O Walmart, por sua vez, vem falando sobre sua estratégia de simplificar seus agentes de IA, implantando “superagentes” focados em quatro áreas: clientes, funcionários, engenheiros e fornecedores.

A rede também teria alterado sua abordagem de remuneração para funcionários de lojas e trabalhadores da linha de frente, deixando de oferecer aumentos padronizados baseados em tempo de serviço.

Agora, o Walmart considera uma série de fatores ligados ao desempenho — da frequência ao desempenho geral da loja — e, segundo Agustin, a empresa utiliza algoritmos para determinar esses aumentos salariais.

Em comunicado à Fast Company, a Amazon afirmou que a pesquisa da United for Respect “não chega nem perto de representar as vozes de nossos 1,5 milhão de funcionários em todo o mundo. O que realmente ouvimos de nossa força de trabalho é que robótica e IA estão tornando seus empregos mais seguros, menos fisicamente exigentes e mais interessantes — e é nisso que estamos focados.”

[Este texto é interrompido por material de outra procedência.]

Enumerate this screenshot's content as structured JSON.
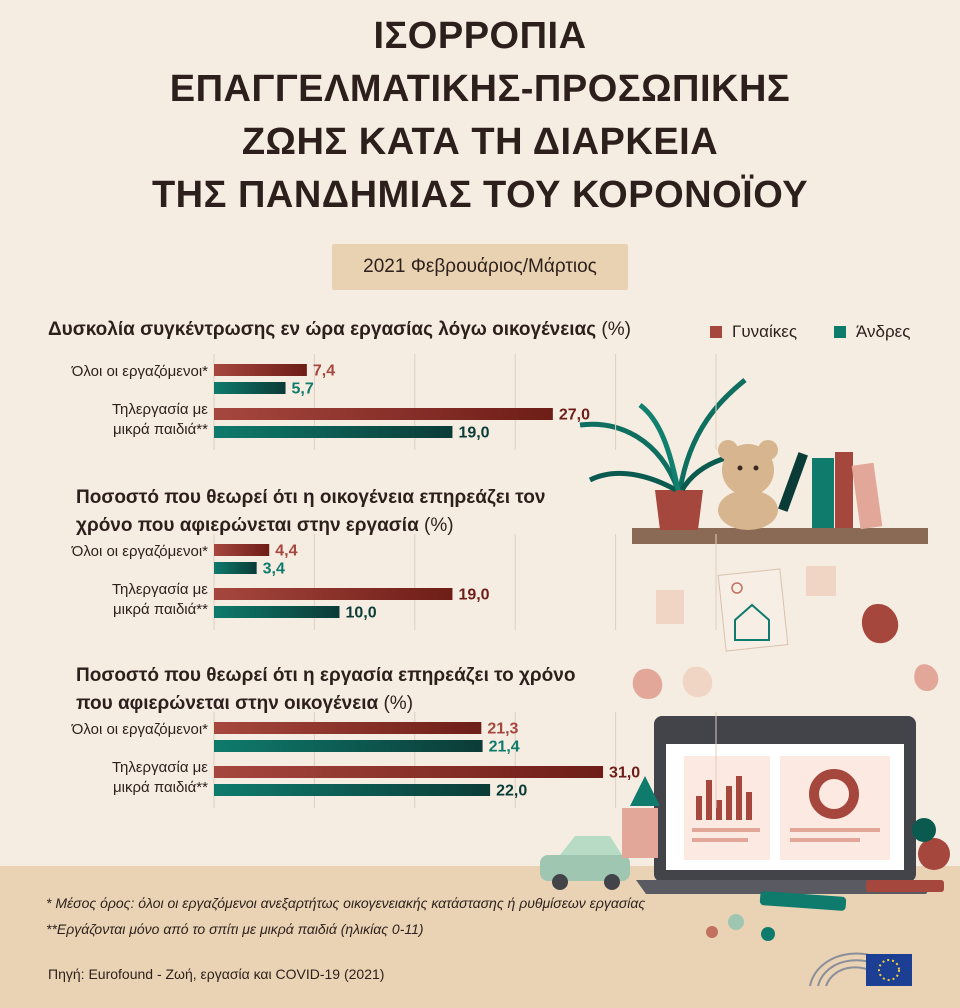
{
  "title_lines": [
    "ΙΣΟΡΡΟΠΙΑ",
    "ΕΠΑΓΓΕΛΜΑΤΙΚΗΣ-ΠΡΟΣΩΠΙΚΗΣ",
    "ΖΩΗΣ ΚΑΤΑ ΤΗ ΔΙΑΡΚΕΙΑ",
    "ΤΗΣ ΠΑΝΔΗΜΙΑΣ ΤΟΥ ΚΟΡΟΝΟΪΟΥ"
  ],
  "date_label": "2021 Φεβρουάριος/Μάρτιος",
  "legend": [
    {
      "label": "Γυναίκες",
      "color": "#a6473e"
    },
    {
      "label": "Άνδρες",
      "color": "#0e7b6c"
    }
  ],
  "colors": {
    "women_dark": "#6e1d17",
    "men_dark": "#0b3b37"
  },
  "chart_data": [
    {
      "type": "bar",
      "title": "Δυσκολία συγκέντρωσης εν ώρα εργασίας λόγω οικογένειας",
      "unit": "(%)",
      "categories": [
        "Όλοι οι εργαζόμενοι*",
        "Τηλεργασία με μικρά παιδιά**"
      ],
      "category_lines": [
        [
          "Όλοι οι εργαζόμενοι*"
        ],
        [
          "Τηλεργασία με",
          "μικρά παιδιά**"
        ]
      ],
      "series": [
        {
          "name": "Γυναίκες",
          "values": [
            7.4,
            27.0
          ],
          "labels": [
            "7,4",
            "27,0"
          ]
        },
        {
          "name": "Άνδρες",
          "values": [
            5.7,
            19.0
          ],
          "labels": [
            "5,7",
            "19,0"
          ]
        }
      ],
      "xlim": [
        0,
        40
      ],
      "grid": true
    },
    {
      "type": "bar",
      "title_lines": [
        "Ποσοστό που θεωρεί ότι η οικογένεια επηρεάζει τον",
        "χρόνο που αφιερώνεται στην εργασία"
      ],
      "unit": "(%)",
      "categories": [
        "Όλοι οι εργαζόμενοι*",
        "Τηλεργασία με μικρά παιδιά**"
      ],
      "category_lines": [
        [
          "Όλοι οι εργαζόμενοι*"
        ],
        [
          "Τηλεργασία με",
          "μικρά παιδιά**"
        ]
      ],
      "series": [
        {
          "name": "Γυναίκες",
          "values": [
            4.4,
            19.0
          ],
          "labels": [
            "4,4",
            "19,0"
          ]
        },
        {
          "name": "Άνδρες",
          "values": [
            3.4,
            10.0
          ],
          "labels": [
            "3,4",
            "10,0"
          ]
        }
      ],
      "xlim": [
        0,
        40
      ],
      "grid": true
    },
    {
      "type": "bar",
      "title_lines": [
        "Ποσοστό που θεωρεί ότι η εργασία επηρεάζει το χρόνο",
        "που αφιερώνεται στην οικογένεια"
      ],
      "unit": "(%)",
      "categories": [
        "Όλοι οι εργαζόμενοι*",
        "Τηλεργασία με μικρά παιδιά**"
      ],
      "category_lines": [
        [
          "Όλοι οι εργαζόμενοι*"
        ],
        [
          "Τηλεργασία με",
          "μικρά παιδιά**"
        ]
      ],
      "series": [
        {
          "name": "Γυναίκες",
          "values": [
            21.3,
            31.0
          ],
          "labels": [
            "21,3",
            "31,0"
          ]
        },
        {
          "name": "Άνδρες",
          "values": [
            21.4,
            22.0
          ],
          "labels": [
            "21,4",
            "22,0"
          ]
        }
      ],
      "xlim": [
        0,
        40
      ],
      "grid": true
    }
  ],
  "footnotes": [
    "* Μέσος όρος: όλοι οι εργαζόμενοι ανεξαρτήτως οικογενειακής κατάστασης ή ρυθμίσεων εργασίας",
    "**Εργάζονται μόνο από το σπίτι με μικρά παιδιά (ηλικίας 0-11)"
  ],
  "source": "Πηγή: Eurofound - Ζωή, εργασία και COVID-19 (2021)"
}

O Walmart remeteu à sua declaração de procuração corporativa e destacou que a companhia tem sido “aberta e proativa ao discutir como IA e automação estão transformando” seus negócios, incluindo sua força de trabalho.

A pesquisa da United for Respect revela que ambas as empresas já começaram a automatizar funções de RH de formas perceptíveis para os funcionários. Na Amazon, por exemplo, trabalhadores como Watson agora se comunicam majoritariamente com o RH por meio de um assistente de IA, em vez de falar diretamente com gerentes de RH presentes nos armazéns.

À medida que essa mudança avança, muitos funcionários parecem sentir falta de conexões mais humanas. De fato, 56% dos trabalhadores da Amazon e Walmart entrevistados disseram se preocupar com o fato de o aumento do uso de IA resultar em menos contato com gerentes e colegas.

Cerca de 54% dos entrevistados também afirmaram que a adoção de IA levou à redução de equipes — em linha com uma transformação mais ampla que vem ocorrendo no mercado de trabalho, enquanto empresas de tecnologia cortam funcionários ao mesmo tempo em que ampliam investimentos em inteligência artificial.

“Muitos trabalhadores das duas empresas falaram sobre equipes reduzidas e disseram que a situação piorou agora que as companhias usam IA para fazer escalas”, afirma Agustin.

No caso da Amazon, a United for Respect apresentou uma proposta que será considerada na próxima assembleia de acionistas da empresa. O texto pede a criação de um conselho consultivo de IA composto por trabalhadores da linha de frente e especialistas independentes.

O objetivo é lançar luz sobre como os trabalhadores já estão sendo afetados por decisões automatizadas — e poderão ser ainda mais impactados no futuro — à medida que a IA redefine todos os aspectos das operações empresariais em companhias como Amazon e Walmart.

“Tenho conversado com advogados e especialistas em políticas públicas que estão começando a pensar seriamente em como precisamos reformular nossas estruturas regulatórias atuais para realmente proteger trabalhadores de decisões automatizadas”, diz Agustin. “Porque, se isso virar apenas algo atrás do qual empregadores podem se esconder, teremos uma crise para os trabalhadores.”